Quella voglia di pace... che ancora non c'è
Le guerre che si stanno combattendo e quelle che si stanno preparando. La belva umana non è proprio sazia di sangue
Le guerre continuano imperterrite ad apparire e scomparire con la regolarità di fiumi carsici. Anche in Europa.
La guerra scoppiata in Ucraina ha colto tutti di sorpresa, perché l’Europa sembrava aver dimenticato il ricorso alle armi nella risoluzione di vertenze internazionali.
Che tra Ucraina e Russia ci fossero problemi, lo sapevamo tutti. Ricordo che lo stesso Durnwalder si era mosso per dimostrare alle parti come fosse possibile la convivenza pacifica di etnie diverse.
Tempo buttato via, perché la scomparsa dell’unione Sovietica aveva tolto il collante di paesi che, pur avendo una lunga e gloriosa storia comune nei secoli, avevano troppe rivalità.
Ma che Putin potesse pensare di piegare l’Ucraina in una guerra lampo, proprio non ce lo aspettavamo.
E, come tutte le operazioni militari, abbiamo visto, nulla è andato come previsto. E nulla è prevedibile.
Le ultime notizie sono contrastanti. Entrambi dichiarano di voler trattare la pace, ma sappiamo che entrambi vogliono ottenere più di quanto possano ottenere o concedere.
Con la ciliegina sulla torta di Putin che, dopo aver minacciato chissà cosa per punire l’Europa che ha messo un tetto al prezzo del gas, ha dichiarato di essere disponibile... a fornire gas a profusione. Risultato?

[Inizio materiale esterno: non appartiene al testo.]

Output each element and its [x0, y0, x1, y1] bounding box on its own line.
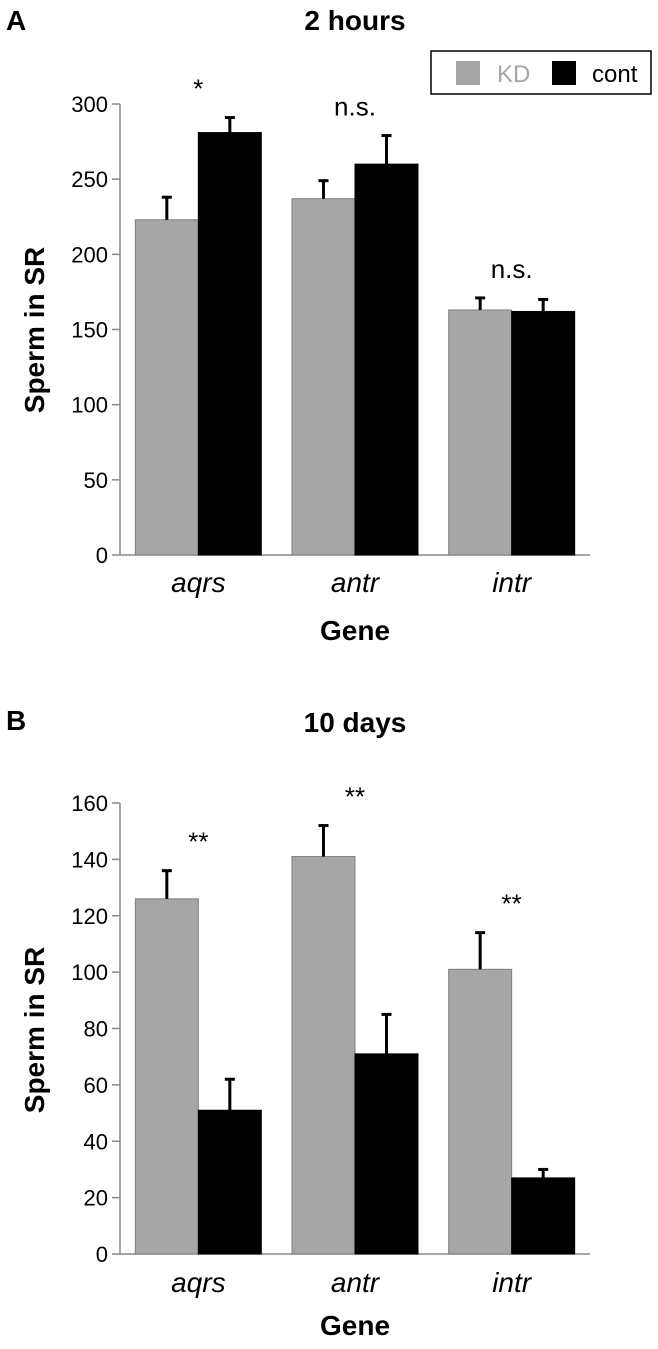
y-axis-label-a: Sperm in SR [19, 247, 50, 413]
bar-cont-aqrs [197, 132, 262, 556]
plot-area-b: 0 20 40 60 80 100 120 140 160 aqrs ** antr ** intr ** [71, 782, 590, 1298]
y-tick-label: 300 [71, 92, 108, 117]
y-tick-label: 250 [71, 167, 108, 192]
chart-title-b: 10 days [304, 707, 407, 738]
y-tick-label: 120 [71, 904, 108, 929]
x-tick-label-antr: antr [331, 567, 381, 598]
significance-label-aqrs: ** [188, 827, 208, 857]
y-tick-label: 160 [71, 791, 108, 816]
y-tick-label: 140 [71, 847, 108, 872]
significance-label-antr: n.s. [334, 92, 376, 122]
y-tick-label: 150 [71, 318, 108, 343]
bar-cont-intr [511, 310, 576, 556]
bar-cont-antr [354, 163, 419, 556]
legend-swatch-kd [456, 61, 480, 85]
panel-letter-b: B [6, 705, 26, 736]
y-tick-label: 0 [96, 1242, 108, 1267]
bar-kd-antr [291, 198, 356, 556]
y-tick-label: 50 [84, 468, 108, 493]
y-tick-label: 0 [96, 543, 108, 568]
bar-kd-intr [448, 309, 513, 556]
significance-label-intr: n.s. [491, 254, 533, 284]
chart-title-a: 2 hours [304, 5, 405, 36]
y-tick-label: 80 [84, 1017, 108, 1042]
bar-cont-intr [511, 1177, 576, 1255]
y-tick-label: 60 [84, 1073, 108, 1098]
bar-kd-intr [448, 968, 513, 1255]
y-tick-label: 100 [71, 393, 108, 418]
bar-kd-aqrs [134, 898, 199, 1255]
plot-area-a: 0 50 100 150 200 250 300 aqrs * antr n.s. intr n.s. [71, 74, 590, 598]
x-axis-label-b: Gene [320, 1310, 390, 1341]
significance-label-aqrs: * [193, 74, 203, 104]
x-tick-label-antr: antr [331, 1267, 381, 1298]
bar-cont-antr [354, 1053, 419, 1255]
bar-cont-aqrs [197, 1109, 262, 1255]
x-tick-label-aqrs: aqrs [171, 1267, 225, 1298]
legend-label-cont: cont [592, 61, 638, 88]
legend-swatch-cont [552, 61, 576, 85]
y-tick-label: 100 [71, 960, 108, 985]
y-axis-label-b: Sperm in SR [19, 947, 50, 1113]
legend: KD cont [430, 50, 652, 95]
significance-label-intr: ** [502, 889, 522, 919]
x-tick-label-intr: intr [492, 567, 533, 598]
bar-kd-aqrs [134, 219, 199, 556]
x-axis-label-a: Gene [320, 615, 390, 646]
legend-label-kd: KD [497, 61, 530, 88]
x-tick-label-intr: intr [492, 1267, 533, 1298]
panel-letter-a: A [6, 5, 26, 36]
significance-label-antr: ** [345, 782, 365, 812]
y-tick-label: 40 [84, 1129, 108, 1154]
x-tick-label-aqrs: aqrs [171, 567, 225, 598]
y-tick-label: 200 [71, 242, 108, 267]
bar-kd-antr [291, 856, 356, 1255]
y-tick-label: 20 [84, 1186, 108, 1211]
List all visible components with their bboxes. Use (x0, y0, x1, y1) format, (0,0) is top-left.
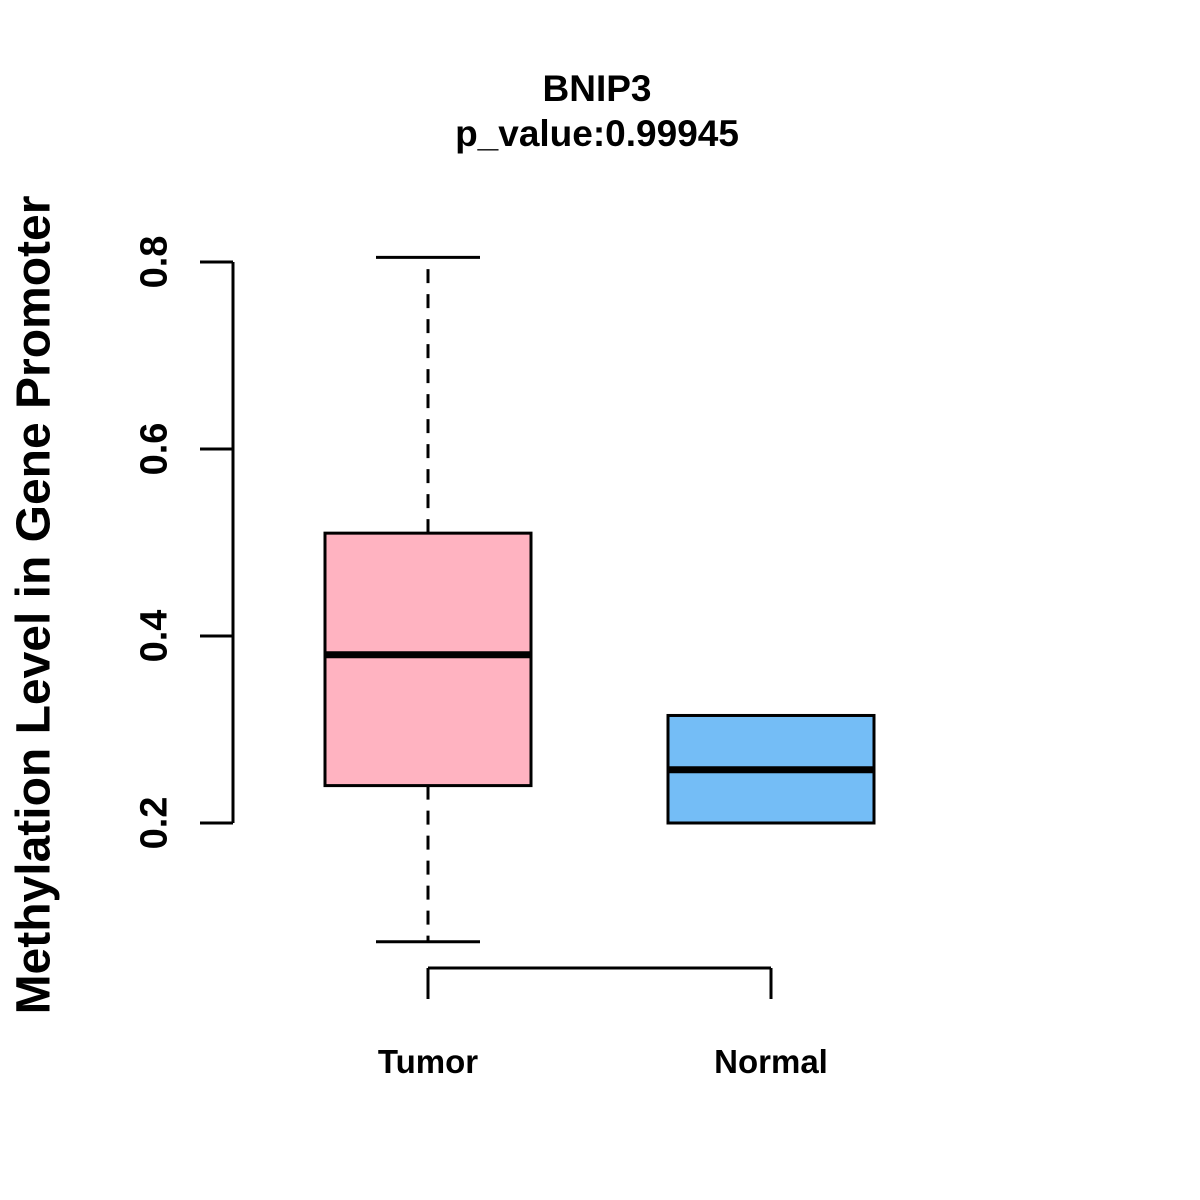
chart-subtitle-pvalue: p_value:0.99945 (455, 113, 739, 154)
y-tick-label-0.4: 0.4 (133, 609, 176, 663)
y-tick-label-0.8: 0.8 (133, 235, 176, 289)
chart-title: BNIP3 (542, 68, 652, 109)
chart-title-block: BNIP3 p_value:0.99945 (297, 66, 897, 156)
y-tick-label-0.2: 0.2 (133, 796, 176, 850)
y-tick-label-0.6: 0.6 (133, 422, 176, 476)
x-tick-label-normal: Normal (714, 1043, 828, 1080)
box-tumor (323, 531, 533, 788)
x-tick-label-tumor: Tumor (377, 1043, 479, 1080)
y-axis-title: Methylation Level in Gene Promoter (7, 195, 61, 1015)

Fa crollare i prezzi del gas, perché ha aumentato l'fferta mentre la domanda è in calo.
Ma i venti di guerra non soffiano solo in Europa Orientale.
Proprio ieri la Cina ha voluto dare sfoggio di potenza facendo sorvolare l’isola indipendente di Taiwan da 71 aerei da combattimento.
Si tratta di una intimidazione senza precedenti, spiegata da una dichiarazione di Pechino che afferma di aver condotto l’esercitazione in risposta a provocazioni e collusioni tra gli Stati Uniti e le autorità dell’Isola.
Pechino considera Taiwan una provincia cinese a tutti gli effetti e vuole che torni a far parte della Cina in tempi brevi.
La dimostrazione di forza è rivolta agli USA che hanno espresso la propria contrarietà a qualsiasi azione della Cina nei confronti dell’alleata Taiwan.
Solo l’11% della popolazione taiwanese gradirebbe far parte della Cina, per cui la maggioranza è del tutto indipendentista.
La situazione è decisamente critica e domani si riunisce il consiglio di sicurezza di Taiwan.
Resta da vedere cosa farà l’alleato americano per rispondere alla provocazione.
E torniamo vicino a casa nostra. Molto vicini.
Come si sa, al crollo della Jugoslavia il Kosovo ha voluto la propria indipendenza come gli altri stati, ottenendola nel 2008.
Ma la Serbia non ha mai accettato di perdere la sovranità sul Kosovo, tanto che dovette intervenire l’ONU inviando sul posto una forza militare di Caschi Blu.
Alla missione ONU, definita Kfor, partecipano in maniera consistente le Forze Armate italiane.
Oltre a collaborare alla ripresa civile del Paese, l’Esercito italiano ha garantito non solo la sovranità ma anche il rispetto per le Istituzioni e la legalità.
Ma la Serbia non ha mai smesso di volere mettere le mani sul Kosovo. Le azioni di disturbo si sono sempre susseguite, anche se in maniera più formale che operativa.
Adesso però ha alzato la voce. Prendendo la scusa di un arresto ritenuto ingiusto, Belgrado ha chiesto consiglio allo Stato Maggiore dell’Esercito, il quale ha proposto il dispiegamento delle truppe sul confine con il Kosovo.
Insomma, per stessa ammissione serba, si sarebbe a due passi di un nuovo conflitto armato.
E, visto che l’Italia è impegnata a mantenere l’indipendenza del Kosovo per conto dell'ONU, la situazione non ci lascia affatto sereni.